Cynical, aren’t they? Veolia’s experience in smaller towns should provide little comfort to Lee residents. Angleton, Texas, terminated a contract with Veolia for non-performance, and took the company to court, charging it breached its contract by failing to maintain adequate staffing levels, not submitting capital project reports and charging improper expenses to the maintenance and repair tab picked up by the city. Of course, Massachussetts citizens have already seen a contract terminated in Rockland amid embezzlement charges involving a water department official and a company employee, and Lynn ended a wastewater overflow plant contract with Veolia because the company failed to stay adequately bonded for the project. Veolia also has made a recent stab at getting control of the water system in the Village of Hempstead, New York—as in Lee, with the help of influential local politicians. Privatization was being suggested by Hempstead’s mayor, who at the time was the president of the U.S. Conference of Mayors. Veolia sponsors the U.S. Conference of Mayor’s website. Amid widespread—and no doubt, to Veolia, unexpected—community opposition, a now-embarrassed mayor appears to have backed away from the controversial proposal.
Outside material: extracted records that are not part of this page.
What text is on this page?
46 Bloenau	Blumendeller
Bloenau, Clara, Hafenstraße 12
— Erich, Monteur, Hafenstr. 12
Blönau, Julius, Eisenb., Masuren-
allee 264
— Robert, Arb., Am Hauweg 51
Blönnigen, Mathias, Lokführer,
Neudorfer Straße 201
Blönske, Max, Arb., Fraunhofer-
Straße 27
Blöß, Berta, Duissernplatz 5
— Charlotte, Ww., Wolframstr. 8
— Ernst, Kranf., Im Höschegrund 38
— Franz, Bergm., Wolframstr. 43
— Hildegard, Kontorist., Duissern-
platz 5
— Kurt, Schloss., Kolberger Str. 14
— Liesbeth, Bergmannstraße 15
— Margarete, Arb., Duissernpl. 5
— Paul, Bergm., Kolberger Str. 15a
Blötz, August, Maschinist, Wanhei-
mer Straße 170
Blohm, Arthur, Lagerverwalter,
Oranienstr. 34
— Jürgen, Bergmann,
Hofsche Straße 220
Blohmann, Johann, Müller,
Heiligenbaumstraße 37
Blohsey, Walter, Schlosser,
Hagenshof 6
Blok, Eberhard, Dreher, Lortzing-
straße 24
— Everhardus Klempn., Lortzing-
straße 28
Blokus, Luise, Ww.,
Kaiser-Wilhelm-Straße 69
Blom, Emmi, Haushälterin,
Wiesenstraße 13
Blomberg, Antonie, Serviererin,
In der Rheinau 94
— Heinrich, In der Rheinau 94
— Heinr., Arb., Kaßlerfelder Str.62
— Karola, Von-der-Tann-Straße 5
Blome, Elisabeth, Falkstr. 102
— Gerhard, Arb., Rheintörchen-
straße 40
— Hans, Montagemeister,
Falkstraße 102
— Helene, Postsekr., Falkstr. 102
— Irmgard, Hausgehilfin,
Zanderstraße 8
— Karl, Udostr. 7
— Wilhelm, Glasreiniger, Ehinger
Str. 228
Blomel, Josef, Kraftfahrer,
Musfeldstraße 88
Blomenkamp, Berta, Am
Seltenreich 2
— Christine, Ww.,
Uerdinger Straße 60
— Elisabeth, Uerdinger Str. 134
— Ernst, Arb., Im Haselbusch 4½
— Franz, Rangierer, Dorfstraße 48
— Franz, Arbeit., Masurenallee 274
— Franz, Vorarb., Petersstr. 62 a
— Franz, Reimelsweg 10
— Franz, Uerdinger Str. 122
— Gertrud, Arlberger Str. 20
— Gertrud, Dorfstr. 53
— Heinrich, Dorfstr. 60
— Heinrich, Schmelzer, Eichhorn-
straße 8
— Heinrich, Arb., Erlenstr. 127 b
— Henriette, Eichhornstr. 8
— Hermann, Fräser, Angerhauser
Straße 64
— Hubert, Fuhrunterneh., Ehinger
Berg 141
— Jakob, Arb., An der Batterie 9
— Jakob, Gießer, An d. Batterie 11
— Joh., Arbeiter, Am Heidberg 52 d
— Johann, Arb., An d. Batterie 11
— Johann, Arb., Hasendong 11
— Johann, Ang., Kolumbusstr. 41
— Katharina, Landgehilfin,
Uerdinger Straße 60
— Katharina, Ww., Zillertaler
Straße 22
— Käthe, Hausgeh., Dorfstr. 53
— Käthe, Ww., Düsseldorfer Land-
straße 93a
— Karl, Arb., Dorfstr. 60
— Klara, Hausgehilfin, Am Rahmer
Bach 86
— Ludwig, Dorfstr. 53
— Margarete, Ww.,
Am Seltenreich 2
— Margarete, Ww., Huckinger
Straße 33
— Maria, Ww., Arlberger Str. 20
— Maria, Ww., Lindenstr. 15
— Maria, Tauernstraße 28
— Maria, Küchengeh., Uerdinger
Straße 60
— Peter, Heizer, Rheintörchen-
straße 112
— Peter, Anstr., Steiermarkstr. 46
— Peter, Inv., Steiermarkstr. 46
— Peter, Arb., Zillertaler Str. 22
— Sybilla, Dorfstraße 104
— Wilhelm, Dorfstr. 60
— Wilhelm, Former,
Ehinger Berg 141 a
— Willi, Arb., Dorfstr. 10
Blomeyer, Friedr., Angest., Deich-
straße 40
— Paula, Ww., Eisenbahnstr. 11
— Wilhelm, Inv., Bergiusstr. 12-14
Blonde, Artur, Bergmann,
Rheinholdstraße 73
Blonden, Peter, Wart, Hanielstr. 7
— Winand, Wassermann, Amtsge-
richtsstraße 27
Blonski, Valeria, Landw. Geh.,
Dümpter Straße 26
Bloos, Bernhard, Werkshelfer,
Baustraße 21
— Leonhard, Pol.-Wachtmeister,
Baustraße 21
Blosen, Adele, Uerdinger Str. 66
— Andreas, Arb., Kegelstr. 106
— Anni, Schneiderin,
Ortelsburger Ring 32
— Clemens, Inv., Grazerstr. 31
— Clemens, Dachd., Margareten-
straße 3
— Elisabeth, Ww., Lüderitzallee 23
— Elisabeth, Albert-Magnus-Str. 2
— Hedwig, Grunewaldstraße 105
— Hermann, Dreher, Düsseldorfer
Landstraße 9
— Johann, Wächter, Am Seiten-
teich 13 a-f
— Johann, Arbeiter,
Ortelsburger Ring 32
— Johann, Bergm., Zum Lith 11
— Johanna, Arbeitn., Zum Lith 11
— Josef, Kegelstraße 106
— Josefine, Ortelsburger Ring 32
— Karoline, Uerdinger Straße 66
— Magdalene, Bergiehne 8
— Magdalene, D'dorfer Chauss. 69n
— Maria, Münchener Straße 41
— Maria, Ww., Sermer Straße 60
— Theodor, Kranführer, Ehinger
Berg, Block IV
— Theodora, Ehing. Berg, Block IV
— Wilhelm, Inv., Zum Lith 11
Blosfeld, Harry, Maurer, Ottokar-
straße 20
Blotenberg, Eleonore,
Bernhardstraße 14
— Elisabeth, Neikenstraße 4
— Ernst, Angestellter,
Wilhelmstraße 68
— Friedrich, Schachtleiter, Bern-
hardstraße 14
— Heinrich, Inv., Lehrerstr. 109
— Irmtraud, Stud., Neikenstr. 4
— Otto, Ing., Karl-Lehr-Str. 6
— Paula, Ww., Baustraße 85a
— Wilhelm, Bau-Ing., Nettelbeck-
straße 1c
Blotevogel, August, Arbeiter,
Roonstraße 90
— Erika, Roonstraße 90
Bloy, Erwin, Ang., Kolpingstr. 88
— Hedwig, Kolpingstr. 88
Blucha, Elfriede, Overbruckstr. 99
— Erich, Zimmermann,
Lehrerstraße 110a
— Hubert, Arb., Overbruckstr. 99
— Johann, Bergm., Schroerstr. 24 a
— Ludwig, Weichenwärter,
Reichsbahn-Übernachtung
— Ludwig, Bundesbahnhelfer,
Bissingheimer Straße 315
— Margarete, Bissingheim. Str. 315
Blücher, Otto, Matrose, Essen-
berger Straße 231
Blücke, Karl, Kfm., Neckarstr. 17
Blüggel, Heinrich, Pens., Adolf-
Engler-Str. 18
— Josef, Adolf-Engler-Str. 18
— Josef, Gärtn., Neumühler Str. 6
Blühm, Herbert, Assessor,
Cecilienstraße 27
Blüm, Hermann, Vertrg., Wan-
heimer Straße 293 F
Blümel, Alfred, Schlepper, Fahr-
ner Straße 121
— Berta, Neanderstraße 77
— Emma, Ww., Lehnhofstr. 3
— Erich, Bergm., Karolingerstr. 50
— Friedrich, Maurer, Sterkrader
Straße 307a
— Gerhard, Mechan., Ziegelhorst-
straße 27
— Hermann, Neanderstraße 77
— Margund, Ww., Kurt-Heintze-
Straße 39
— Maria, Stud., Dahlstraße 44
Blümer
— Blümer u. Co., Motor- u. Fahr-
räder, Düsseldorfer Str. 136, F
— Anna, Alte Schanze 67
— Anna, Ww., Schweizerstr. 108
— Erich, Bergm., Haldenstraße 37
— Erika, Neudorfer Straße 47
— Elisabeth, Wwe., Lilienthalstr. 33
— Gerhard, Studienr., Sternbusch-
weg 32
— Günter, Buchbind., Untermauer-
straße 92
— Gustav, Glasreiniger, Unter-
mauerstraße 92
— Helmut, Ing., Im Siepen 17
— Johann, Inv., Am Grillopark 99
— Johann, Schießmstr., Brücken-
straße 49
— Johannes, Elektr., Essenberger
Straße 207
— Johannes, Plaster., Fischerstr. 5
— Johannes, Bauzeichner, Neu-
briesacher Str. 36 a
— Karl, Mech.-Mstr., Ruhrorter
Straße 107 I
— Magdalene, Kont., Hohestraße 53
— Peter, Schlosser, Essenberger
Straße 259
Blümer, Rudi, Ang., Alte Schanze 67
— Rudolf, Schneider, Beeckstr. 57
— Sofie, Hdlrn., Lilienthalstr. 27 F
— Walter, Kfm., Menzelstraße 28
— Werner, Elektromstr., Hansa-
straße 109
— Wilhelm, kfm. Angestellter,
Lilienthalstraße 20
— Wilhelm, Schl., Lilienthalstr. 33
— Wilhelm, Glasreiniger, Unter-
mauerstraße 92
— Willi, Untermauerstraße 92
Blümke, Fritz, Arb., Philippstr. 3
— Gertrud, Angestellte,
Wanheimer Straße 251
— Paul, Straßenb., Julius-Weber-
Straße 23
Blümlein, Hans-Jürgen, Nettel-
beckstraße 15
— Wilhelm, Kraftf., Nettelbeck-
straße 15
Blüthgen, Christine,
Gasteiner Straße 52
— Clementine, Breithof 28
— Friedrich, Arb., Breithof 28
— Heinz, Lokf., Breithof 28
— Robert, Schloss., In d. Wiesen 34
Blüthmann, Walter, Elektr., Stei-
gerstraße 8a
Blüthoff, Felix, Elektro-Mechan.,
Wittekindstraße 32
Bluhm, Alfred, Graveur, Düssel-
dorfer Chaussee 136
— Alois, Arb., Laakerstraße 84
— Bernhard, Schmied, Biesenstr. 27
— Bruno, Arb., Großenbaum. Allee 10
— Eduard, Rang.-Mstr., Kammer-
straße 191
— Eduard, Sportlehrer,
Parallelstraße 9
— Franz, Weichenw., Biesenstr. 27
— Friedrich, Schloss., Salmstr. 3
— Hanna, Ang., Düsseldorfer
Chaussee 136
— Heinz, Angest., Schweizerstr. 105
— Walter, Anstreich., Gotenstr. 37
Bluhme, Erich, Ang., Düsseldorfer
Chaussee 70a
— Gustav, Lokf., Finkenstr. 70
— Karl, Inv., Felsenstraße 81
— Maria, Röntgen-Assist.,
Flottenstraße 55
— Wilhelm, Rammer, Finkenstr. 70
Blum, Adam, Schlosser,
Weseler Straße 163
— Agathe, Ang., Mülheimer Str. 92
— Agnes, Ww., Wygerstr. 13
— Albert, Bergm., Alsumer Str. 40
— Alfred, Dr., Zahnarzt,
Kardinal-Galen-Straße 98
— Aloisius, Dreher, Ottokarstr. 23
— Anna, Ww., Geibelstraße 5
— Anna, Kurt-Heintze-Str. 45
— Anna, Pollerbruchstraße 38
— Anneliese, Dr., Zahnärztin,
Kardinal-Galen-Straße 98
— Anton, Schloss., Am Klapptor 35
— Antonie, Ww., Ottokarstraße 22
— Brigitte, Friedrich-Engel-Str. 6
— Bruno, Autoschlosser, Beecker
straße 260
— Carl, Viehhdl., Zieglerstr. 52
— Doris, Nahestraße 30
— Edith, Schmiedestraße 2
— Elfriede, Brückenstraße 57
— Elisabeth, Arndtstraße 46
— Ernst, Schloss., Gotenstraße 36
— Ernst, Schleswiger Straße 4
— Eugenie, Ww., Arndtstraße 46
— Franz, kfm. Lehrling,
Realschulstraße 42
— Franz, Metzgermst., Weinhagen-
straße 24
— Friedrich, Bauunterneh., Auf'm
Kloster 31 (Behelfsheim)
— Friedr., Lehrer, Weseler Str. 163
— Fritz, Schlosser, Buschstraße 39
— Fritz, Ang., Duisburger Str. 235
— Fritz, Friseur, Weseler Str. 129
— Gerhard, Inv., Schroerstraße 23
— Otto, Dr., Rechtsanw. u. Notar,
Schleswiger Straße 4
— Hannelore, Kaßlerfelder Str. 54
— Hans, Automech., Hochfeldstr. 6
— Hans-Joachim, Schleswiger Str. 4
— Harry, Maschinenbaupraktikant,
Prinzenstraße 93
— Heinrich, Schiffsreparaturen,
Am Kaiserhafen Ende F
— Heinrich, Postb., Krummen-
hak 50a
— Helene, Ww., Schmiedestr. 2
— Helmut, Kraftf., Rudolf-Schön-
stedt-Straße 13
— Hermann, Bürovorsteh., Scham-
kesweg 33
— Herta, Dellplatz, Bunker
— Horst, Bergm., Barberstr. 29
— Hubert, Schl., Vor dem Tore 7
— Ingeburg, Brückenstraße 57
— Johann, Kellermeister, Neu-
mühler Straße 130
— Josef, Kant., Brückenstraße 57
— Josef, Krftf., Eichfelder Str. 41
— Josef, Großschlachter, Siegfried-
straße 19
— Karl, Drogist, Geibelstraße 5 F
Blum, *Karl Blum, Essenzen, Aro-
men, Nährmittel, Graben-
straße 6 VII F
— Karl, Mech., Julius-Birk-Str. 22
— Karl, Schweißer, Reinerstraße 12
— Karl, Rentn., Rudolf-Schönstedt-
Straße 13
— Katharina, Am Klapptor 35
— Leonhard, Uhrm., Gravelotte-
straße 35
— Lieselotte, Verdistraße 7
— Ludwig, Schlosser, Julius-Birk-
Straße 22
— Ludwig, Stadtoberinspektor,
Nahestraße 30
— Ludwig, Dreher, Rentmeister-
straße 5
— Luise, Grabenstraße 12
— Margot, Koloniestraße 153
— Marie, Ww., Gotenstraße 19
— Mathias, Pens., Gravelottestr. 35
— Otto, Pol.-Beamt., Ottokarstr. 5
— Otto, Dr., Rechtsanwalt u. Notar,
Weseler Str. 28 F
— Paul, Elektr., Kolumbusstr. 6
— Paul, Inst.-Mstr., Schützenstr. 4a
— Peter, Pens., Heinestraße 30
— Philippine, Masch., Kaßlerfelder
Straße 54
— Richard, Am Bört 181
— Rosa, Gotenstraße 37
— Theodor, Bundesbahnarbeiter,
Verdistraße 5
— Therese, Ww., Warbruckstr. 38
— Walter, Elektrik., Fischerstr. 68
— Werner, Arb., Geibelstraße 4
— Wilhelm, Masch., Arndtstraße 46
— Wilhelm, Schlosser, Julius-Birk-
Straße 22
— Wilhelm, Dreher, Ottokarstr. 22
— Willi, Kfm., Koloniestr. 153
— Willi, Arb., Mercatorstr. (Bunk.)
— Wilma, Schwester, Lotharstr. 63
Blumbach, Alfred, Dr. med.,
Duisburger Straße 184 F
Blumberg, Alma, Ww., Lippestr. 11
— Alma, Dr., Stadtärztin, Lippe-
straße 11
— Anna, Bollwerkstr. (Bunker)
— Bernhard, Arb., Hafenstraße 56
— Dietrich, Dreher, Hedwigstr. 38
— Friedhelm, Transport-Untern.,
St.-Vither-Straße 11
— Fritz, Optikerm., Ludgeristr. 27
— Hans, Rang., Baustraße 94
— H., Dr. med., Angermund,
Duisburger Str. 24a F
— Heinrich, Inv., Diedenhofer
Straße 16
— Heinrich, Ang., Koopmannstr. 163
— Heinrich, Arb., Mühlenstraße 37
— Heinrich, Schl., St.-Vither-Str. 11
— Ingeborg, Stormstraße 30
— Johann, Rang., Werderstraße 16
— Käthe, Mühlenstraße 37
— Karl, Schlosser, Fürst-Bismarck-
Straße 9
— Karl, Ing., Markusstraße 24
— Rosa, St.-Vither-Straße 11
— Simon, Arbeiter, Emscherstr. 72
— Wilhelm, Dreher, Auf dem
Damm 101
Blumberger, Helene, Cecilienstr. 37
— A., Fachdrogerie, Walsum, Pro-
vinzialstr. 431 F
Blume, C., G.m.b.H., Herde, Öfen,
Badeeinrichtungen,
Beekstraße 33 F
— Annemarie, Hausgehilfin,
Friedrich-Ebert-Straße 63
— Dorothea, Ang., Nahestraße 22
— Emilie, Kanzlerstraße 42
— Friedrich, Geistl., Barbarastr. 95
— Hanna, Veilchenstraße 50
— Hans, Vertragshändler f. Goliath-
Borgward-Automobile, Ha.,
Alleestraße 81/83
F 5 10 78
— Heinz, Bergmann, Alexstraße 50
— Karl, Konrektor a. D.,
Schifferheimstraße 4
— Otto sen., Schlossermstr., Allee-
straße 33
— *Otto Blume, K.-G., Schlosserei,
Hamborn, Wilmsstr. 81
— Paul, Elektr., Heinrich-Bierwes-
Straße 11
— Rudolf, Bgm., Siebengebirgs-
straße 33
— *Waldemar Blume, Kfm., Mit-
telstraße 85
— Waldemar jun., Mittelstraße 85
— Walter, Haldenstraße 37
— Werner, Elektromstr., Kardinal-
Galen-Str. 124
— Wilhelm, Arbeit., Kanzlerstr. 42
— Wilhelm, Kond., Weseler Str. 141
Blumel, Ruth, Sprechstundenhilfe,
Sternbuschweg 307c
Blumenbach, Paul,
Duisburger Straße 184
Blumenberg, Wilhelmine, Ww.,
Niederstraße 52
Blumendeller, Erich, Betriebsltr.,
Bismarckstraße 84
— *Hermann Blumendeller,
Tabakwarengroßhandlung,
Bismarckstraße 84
Veolia clearly hopes that contracts will be easier to win in smaller towns, in the belief that it will be harder for wary residents to organize opposition to the company, and that it will be easier to curry close corporate ties with influential political leaders. Veolia’s emerging small-city strategy appears to be built on cynicism, disrespect and corporate arrogance. But the lessons of Veolia’s track record in larger cities are of central importance to smaller communities. If New Orleans, with teams of engineers, lawyers, accountants and other professionals on staff to monitor Veolia’s performance, can’t get timely, accurate information from the company, how hard will it be for a small town to watchdog the international conglomerate? If hundreds of employees in Indianapolis, many organized under a strong union, find themselves in a pitched battle with the company to preserve benefits and hold Veolia to its promises, can a few employees in a small town trust the multinational to keep its word?

Privatization is a risk for any community, and there’s reason to believe that the smaller the town, the bigger the risk.